Protecting the network data of one billion people: Breaking network crypto in popular Chinese mobile apps

Day 2 11:00 One en Security
Dec. 28, 2025 11:00-12:00
In this talk, I will describe how my team and I systematically exploited around a dozen home-rolled network encryption protocols used by popular mobile apps like RedNote, Alipay, and some of the most popular mobile browsers in China to encrypt sensitive information. I'll demonstrate how network eavesdroppers could access users' browsing history and mobile activity. This is a systemic issue; despite our work on the above protocols and the resulting vulnerability disclosures, this plague of home-rolled and proprietary encryption is still at large. I will end by discussing how we got here, re-affirm the age-old adage, “Don’t roll your own crypto!”, and call on hackers around the world to help us move towards HTTPS everywhere in understudied app ecosystems.

TLS is not as universal as we might think. Applications with hundreds of millions of active users continue to use insecure, home-rolled proprietary network encryption to protect sensitive user data. This talk demonstrates that this is a widespread and systemic issue affecting a large portion of the most popular applications in the world. These issues are particularly concentrated in mobile applications developed in China, which have been overlooked by the global security community despite their massive popularity and influence.

To study this problem, I designed and implemented WireWatch, a pipeline to evaluate the network security of Android apps, for my PhD thesis dissertation. WireWatch measures apps’ usage of plaintext network traffic and non-standard, proprietary network cryptography. We found that 47.6% of top Mi Store applications used proprietary network cryptography without any additional encryption, compared to only 3.51% of top Google Play Store applications.
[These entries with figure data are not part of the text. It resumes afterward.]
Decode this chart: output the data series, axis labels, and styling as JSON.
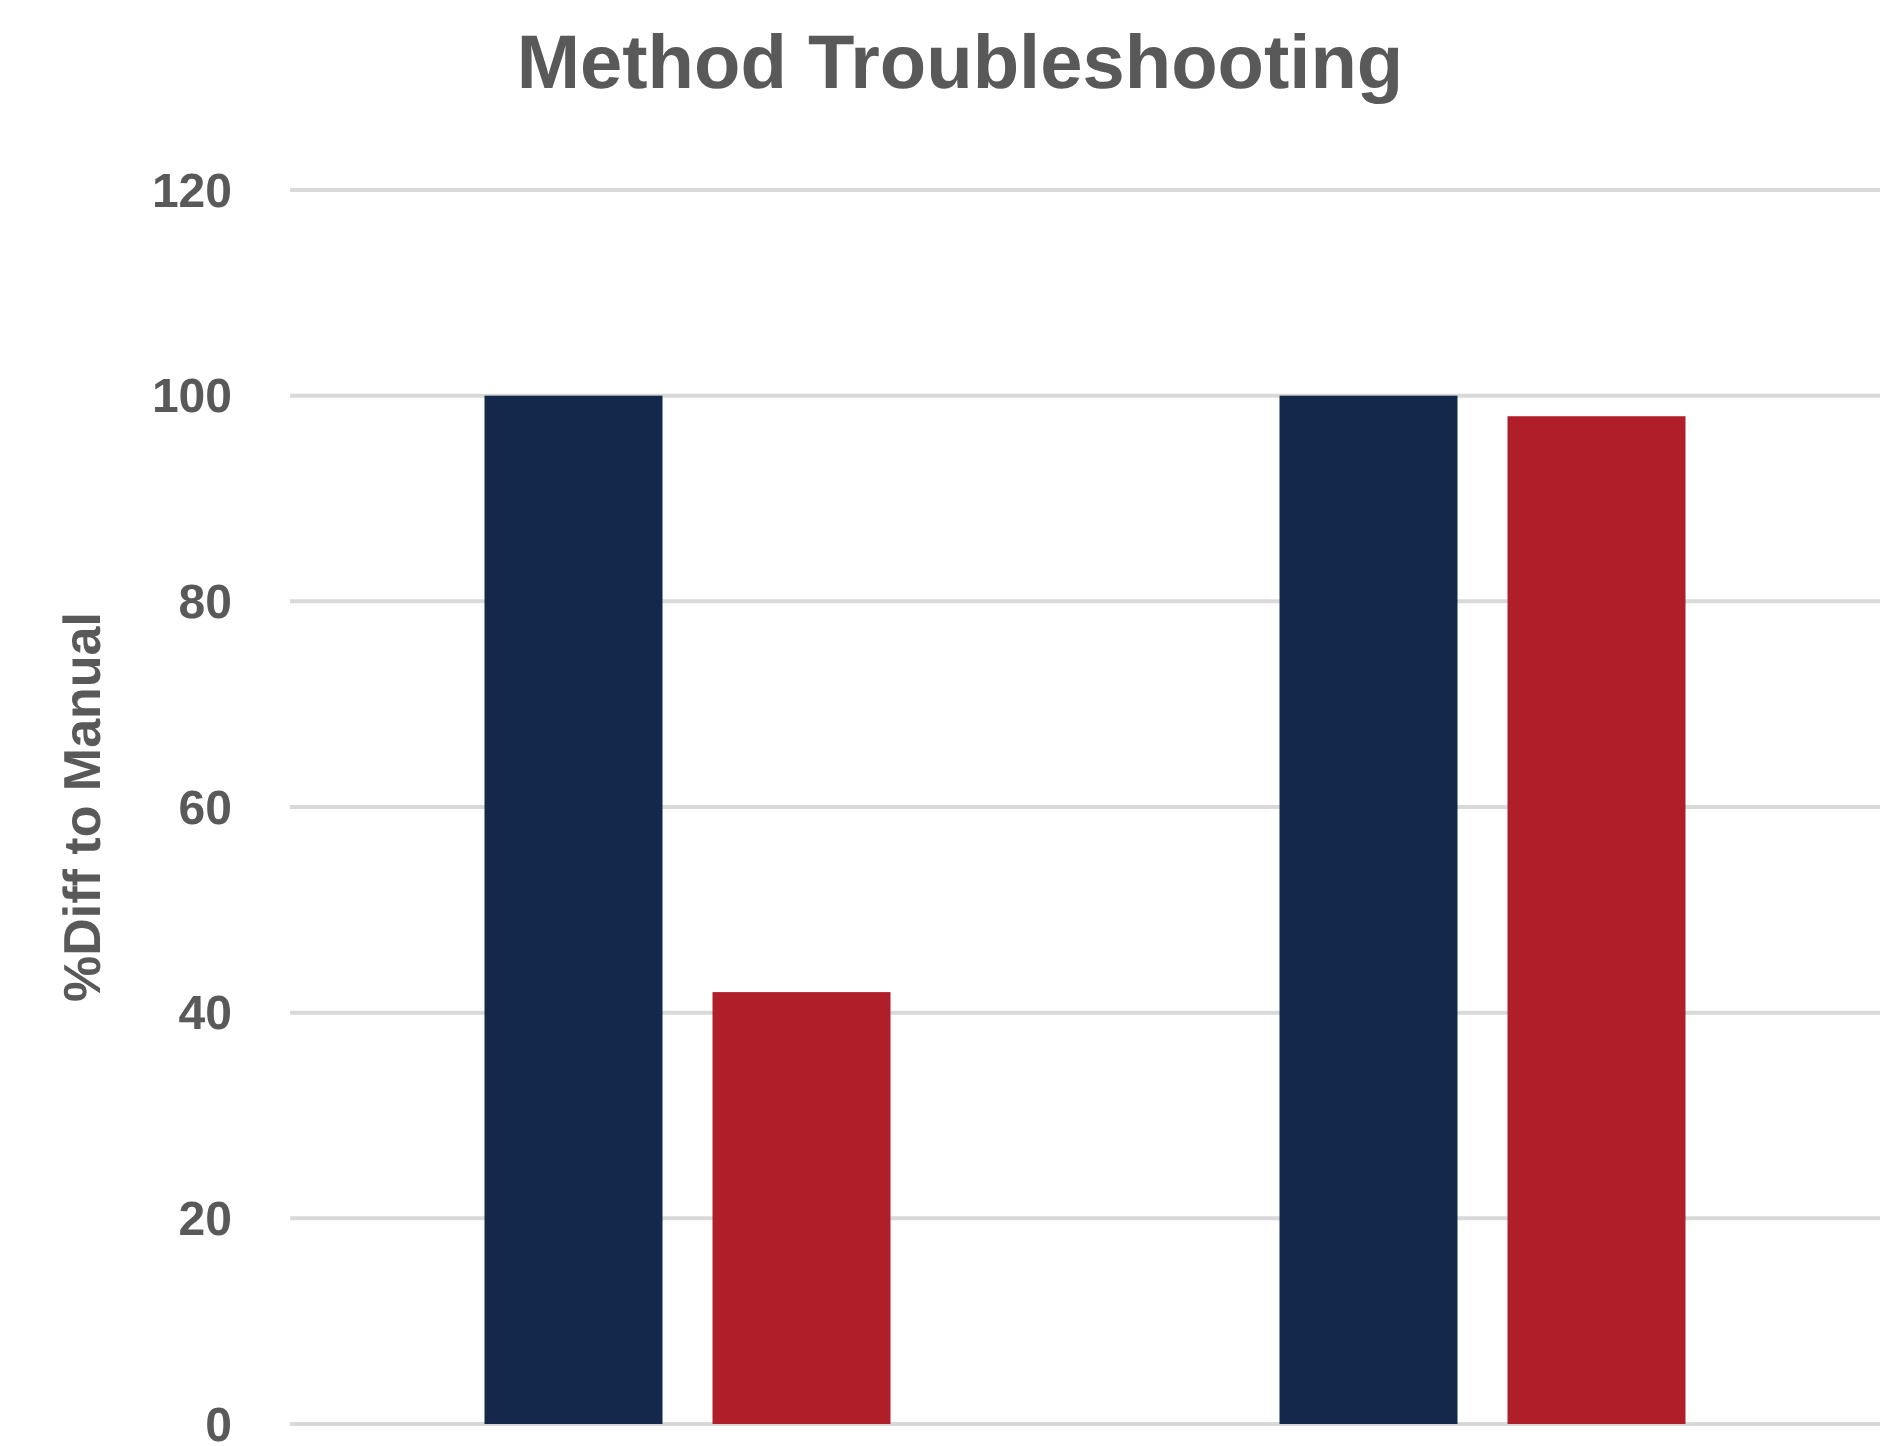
{
  "chart_data": {
    "type": "bar",
    "title": "Method Troubleshooting",
    "ylabel": "%Diff to Manual",
    "categories": [
      null,
      null
    ],
    "series": [
      {
        "color": "#14284b",
        "values": [
          100,
          100
        ]
      },
      {
        "color": "#b01e2a",
        "values": [
          42,
          98
        ]
      }
    ],
    "ylim": [
      0,
      120
    ],
    "yticks": [
      0,
      20,
      40,
      60,
      80,
      100,
      120
    ],
    "grid": "y"
  }
}
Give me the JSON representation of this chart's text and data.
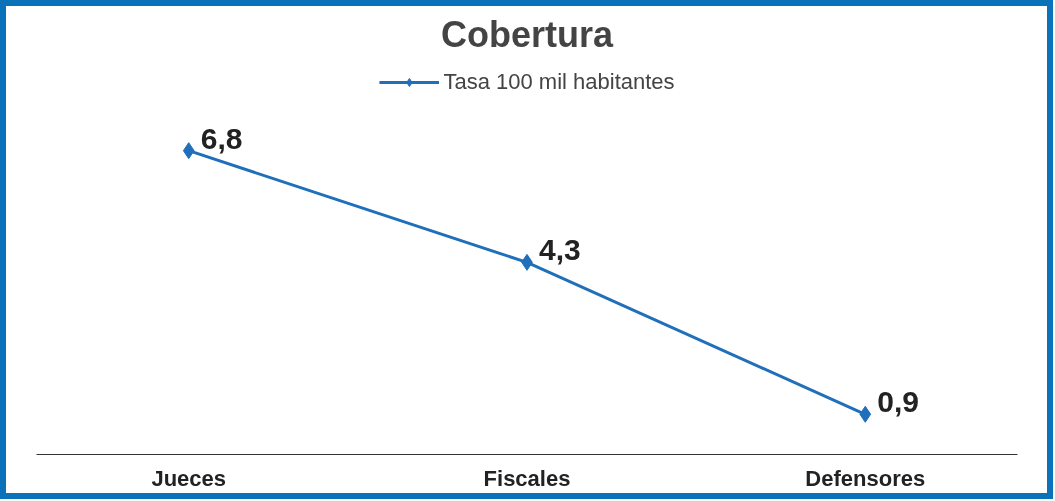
{
  "chart_data": {
    "type": "line",
    "title": "Cobertura",
    "categories": [
      "Jueces",
      "Fiscales",
      "Defensores"
    ],
    "series": [
      {
        "name": "Tasa 100 mil habitantes",
        "color": "#1f6fba",
        "values": [
          6.8,
          4.3,
          0.9
        ],
        "value_labels": [
          "6,8",
          "4,3",
          "0,9"
        ]
      }
    ],
    "tick_labels": "x",
    "marker": "diamond",
    "line_style": "solid",
    "legend": "top"
  }
}
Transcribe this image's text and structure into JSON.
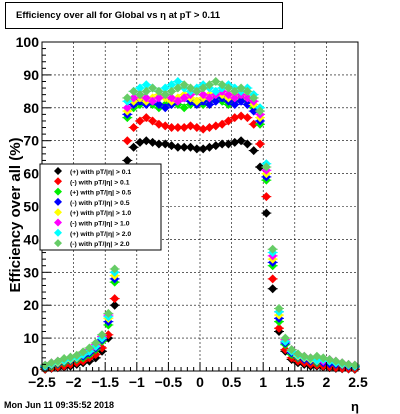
{
  "chart_data": {
    "type": "scatter",
    "title": "Efficiency over all for Global vs   η at pT > 0.11",
    "xlabel": "η",
    "ylabel": "Efficiency over all (%)",
    "xlim": [
      -2.5,
      2.5
    ],
    "ylim": [
      0,
      100
    ],
    "x_ticks": [
      -2.5,
      -2,
      -1.5,
      -1,
      -0.5,
      0,
      0.5,
      1,
      1.5,
      2,
      2.5
    ],
    "x_tick_labels": [
      "−2.5",
      "−2",
      "−1.5",
      "−1",
      "−0.5",
      "0",
      "0.5",
      "1",
      "1.5",
      "2",
      "2.5"
    ],
    "y_ticks": [
      0,
      10,
      20,
      30,
      40,
      50,
      60,
      70,
      80,
      90,
      100
    ],
    "y_tick_labels": [
      "0",
      "10",
      "20",
      "30",
      "40",
      "50",
      "60",
      "70",
      "80",
      "90",
      "100"
    ],
    "grid": true,
    "legend_position": "middle-left",
    "x": [
      -2.45,
      -2.35,
      -2.25,
      -2.15,
      -2.05,
      -1.95,
      -1.85,
      -1.75,
      -1.65,
      -1.55,
      -1.45,
      -1.35,
      -1.25,
      -1.15,
      -1.05,
      -0.95,
      -0.85,
      -0.75,
      -0.65,
      -0.55,
      -0.45,
      -0.35,
      -0.25,
      -0.15,
      -0.05,
      0.05,
      0.15,
      0.25,
      0.35,
      0.45,
      0.55,
      0.65,
      0.75,
      0.85,
      0.95,
      1.05,
      1.15,
      1.25,
      1.35,
      1.45,
      1.55,
      1.65,
      1.75,
      1.85,
      1.95,
      2.05,
      2.15,
      2.25,
      2.35,
      2.45
    ],
    "series": [
      {
        "name": "(+) with pT/|η| > 0.1",
        "color": "#000000",
        "values": [
          0.5,
          0.8,
          1.0,
          1.2,
          1.5,
          2.0,
          2.5,
          3.0,
          4.0,
          6.0,
          10.0,
          20.0,
          45.0,
          64.0,
          68.0,
          69.5,
          70.0,
          69.5,
          69.0,
          69.0,
          68.5,
          68.0,
          68.0,
          68.0,
          67.5,
          67.5,
          68.0,
          68.5,
          69.0,
          69.0,
          69.5,
          70.0,
          69.0,
          67.0,
          62.0,
          48.0,
          25.0,
          12.0,
          6.0,
          3.5,
          2.5,
          2.0,
          1.5,
          1.5,
          1.2,
          1.0,
          0.8,
          0.7,
          0.6,
          0.5
        ]
      },
      {
        "name": "(-) with pT/|η| > 0.1",
        "color": "#ff0000",
        "values": [
          0.6,
          0.9,
          1.2,
          1.5,
          2.0,
          2.5,
          3.0,
          4.0,
          5.0,
          7.0,
          11.0,
          22.0,
          48.0,
          70.0,
          74.0,
          76.0,
          77.0,
          76.0,
          75.0,
          74.5,
          74.0,
          74.0,
          74.0,
          74.5,
          74.0,
          73.5,
          74.0,
          74.5,
          75.0,
          76.0,
          77.0,
          77.5,
          77.0,
          75.0,
          69.0,
          53.0,
          28.0,
          13.0,
          6.5,
          4.0,
          3.0,
          2.5,
          2.0,
          1.8,
          1.5,
          1.2,
          1.0,
          0.8,
          0.7,
          0.6
        ]
      },
      {
        "name": "(+) with pT/|η| > 0.5",
        "color": "#00ee00",
        "values": [
          1.0,
          1.5,
          2.0,
          2.5,
          3.0,
          3.5,
          4.0,
          5.0,
          6.5,
          9.0,
          14.0,
          27.0,
          55.0,
          77.0,
          80.0,
          81.0,
          82.0,
          81.0,
          80.0,
          81.0,
          82.0,
          81.0,
          80.0,
          81.0,
          82.0,
          81.0,
          82.0,
          83.0,
          82.0,
          81.0,
          82.0,
          83.0,
          82.0,
          80.0,
          75.0,
          58.0,
          32.0,
          15.0,
          8.0,
          5.0,
          4.0,
          3.5,
          3.0,
          2.5,
          3.0,
          2.5,
          2.0,
          1.8,
          1.5,
          1.2
        ]
      },
      {
        "name": "(-) with pT/|η| > 0.5",
        "color": "#0000ff",
        "values": [
          1.2,
          1.8,
          2.2,
          2.8,
          3.2,
          3.8,
          4.5,
          5.5,
          7.0,
          9.5,
          15.0,
          28.0,
          56.0,
          78.0,
          81.0,
          82.0,
          81.0,
          82.0,
          81.0,
          80.0,
          81.0,
          82.0,
          83.0,
          82.0,
          81.0,
          82.0,
          81.0,
          82.0,
          83.0,
          82.0,
          81.0,
          82.0,
          81.0,
          79.0,
          76.0,
          59.0,
          33.0,
          16.0,
          8.5,
          5.5,
          4.2,
          3.5,
          3.0,
          2.8,
          2.5,
          2.2,
          2.0,
          1.8,
          1.5,
          1.3
        ]
      },
      {
        "name": "(+) with pT/|η| > 1.0",
        "color": "#ffff00",
        "values": [
          1.5,
          2.0,
          2.5,
          3.0,
          3.5,
          4.0,
          5.0,
          6.0,
          7.5,
          10.0,
          16.0,
          29.0,
          57.0,
          79.0,
          82.0,
          83.0,
          82.0,
          83.0,
          84.0,
          83.0,
          82.0,
          83.0,
          84.0,
          83.0,
          82.0,
          83.0,
          84.0,
          85.0,
          84.0,
          83.0,
          84.0,
          85.0,
          84.0,
          81.0,
          77.0,
          60.0,
          34.0,
          17.0,
          9.0,
          6.0,
          4.5,
          4.0,
          3.5,
          3.0,
          3.5,
          3.0,
          2.5,
          2.0,
          1.8,
          1.5
        ]
      },
      {
        "name": "(-) with pT/|η| > 1.0",
        "color": "#ff00ff",
        "values": [
          1.8,
          2.5,
          3.0,
          3.5,
          4.0,
          4.5,
          5.5,
          6.5,
          8.0,
          10.5,
          17.0,
          30.0,
          58.0,
          80.0,
          83.0,
          84.0,
          83.0,
          82.0,
          83.0,
          84.0,
          83.0,
          82.0,
          83.0,
          84.0,
          85.0,
          84.0,
          83.0,
          84.0,
          85.0,
          84.0,
          83.0,
          84.0,
          83.0,
          82.0,
          78.0,
          61.0,
          35.0,
          18.0,
          9.5,
          6.5,
          5.0,
          4.5,
          4.0,
          3.5,
          3.0,
          3.5,
          3.0,
          2.5,
          2.0,
          1.8
        ]
      },
      {
        "name": "(+) with pT/|η| > 2.0",
        "color": "#00ffff",
        "values": [
          1.5,
          2.2,
          2.8,
          3.2,
          3.8,
          4.2,
          5.0,
          6.0,
          7.5,
          10.0,
          16.5,
          30.0,
          60.0,
          82.0,
          85.0,
          86.0,
          87.0,
          86.0,
          85.0,
          86.0,
          87.0,
          88.0,
          86.0,
          85.0,
          86.0,
          87.0,
          86.0,
          85.0,
          86.0,
          87.0,
          86.0,
          85.0,
          86.0,
          84.0,
          80.0,
          63.0,
          36.0,
          18.0,
          9.0,
          6.0,
          4.8,
          4.2,
          3.8,
          3.2,
          3.5,
          3.0,
          2.5,
          2.2,
          1.8,
          1.5
        ]
      },
      {
        "name": "(-) with pT/|η| > 2.0",
        "color": "#66cc66",
        "values": [
          1.8,
          2.5,
          3.0,
          3.8,
          4.2,
          4.8,
          5.8,
          7.0,
          8.5,
          11.0,
          17.5,
          31.0,
          61.0,
          83.0,
          85.0,
          84.0,
          85.0,
          86.0,
          85.0,
          84.0,
          85.0,
          86.0,
          87.0,
          86.0,
          85.0,
          86.0,
          87.0,
          88.0,
          87.0,
          86.0,
          85.0,
          86.0,
          85.0,
          83.0,
          79.0,
          62.0,
          37.0,
          19.0,
          10.0,
          6.5,
          5.2,
          4.5,
          4.0,
          4.5,
          4.0,
          3.5,
          3.0,
          2.5,
          2.0,
          1.8
        ]
      }
    ]
  },
  "timestamp": "Mon Jun 11 09:35:52 2018"
}
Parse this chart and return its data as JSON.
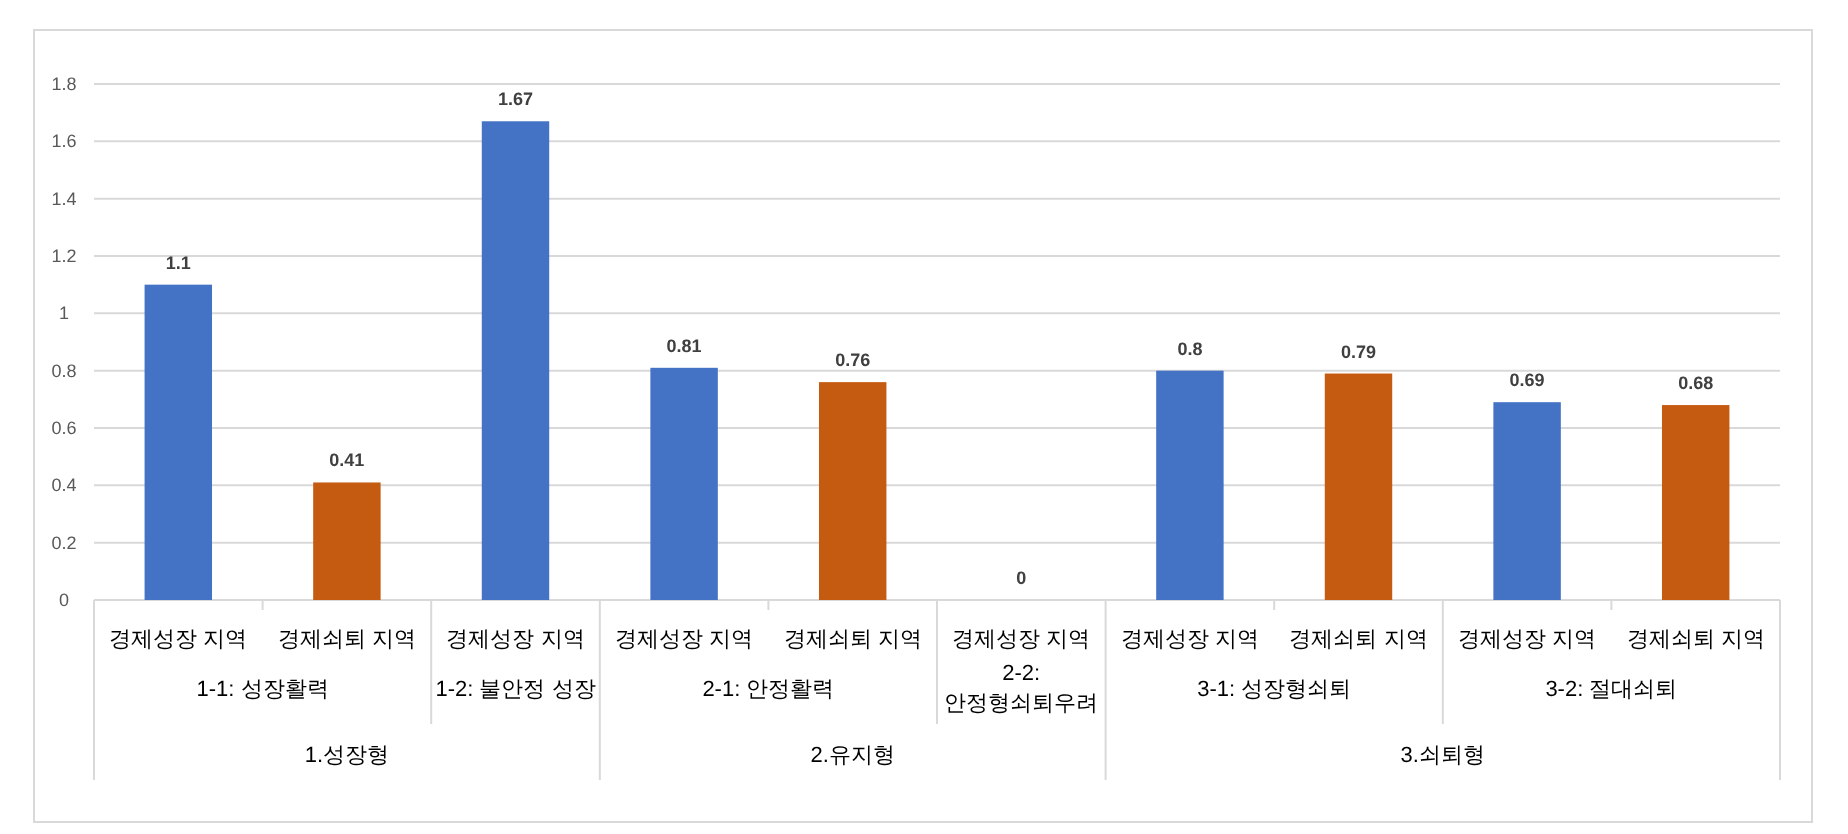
{
  "chart_data": {
    "type": "bar",
    "categories": [
      "경제성장 지역",
      "경제쇠퇴 지역",
      "경제성장 지역",
      "경제성장 지역",
      "경제쇠퇴 지역",
      "경제성장 지역",
      "경제성장 지역",
      "경제쇠퇴 지역",
      "경제성장 지역",
      "경제쇠퇴 지역"
    ],
    "values": [
      1.1,
      0.41,
      1.67,
      0.81,
      0.76,
      0,
      0.8,
      0.79,
      0.69,
      0.68
    ],
    "colors": [
      "#4472c4",
      "#c55a11",
      "#4472c4",
      "#4472c4",
      "#c55a11",
      "#4472c4",
      "#4472c4",
      "#c55a11",
      "#4472c4",
      "#c55a11"
    ],
    "ylim": [
      0,
      1.8
    ],
    "yticks": [
      0,
      0.2,
      0.4,
      0.6,
      0.8,
      1,
      1.2,
      1.4,
      1.6,
      1.8
    ],
    "grid": "y",
    "data_labels": true,
    "annotations": [
      "1-1: 성장활력",
      "1-2: 불안정 성장",
      "2-1: 안정활력",
      "2-2:\n안정형쇠퇴우려",
      "3-1: 성장형쇠퇴",
      "3-2: 절대쇠퇴",
      "1.성장형",
      "2.유지형",
      "3.쇠퇴형"
    ]
  }
}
We analyzed a variety of protocols from WireWatch, including cryptosystems designed by Alibaba, iQIYI, Kuaishou, and Tencent. Of the top 9 protocol families, we discovered vulnerabilities in 8 that allowed network eavesdroppers to decrypt underlying data. We also discovered additional vulnerabilities in several other protocols used by apps with hundreds of millions of users.

Through the vulnerabilities fixed as a result of this work, this research has directly improved the network security of up to one billion people. However, there were hundreds more proprietary protocols used by popular applications that we discovered. Verifying all of their security through manual reverse-engineering and vulnerability reporting is not feasible at this scale. What can we do as a community to fix this systemic issue and prevent such failures from occurring in the future?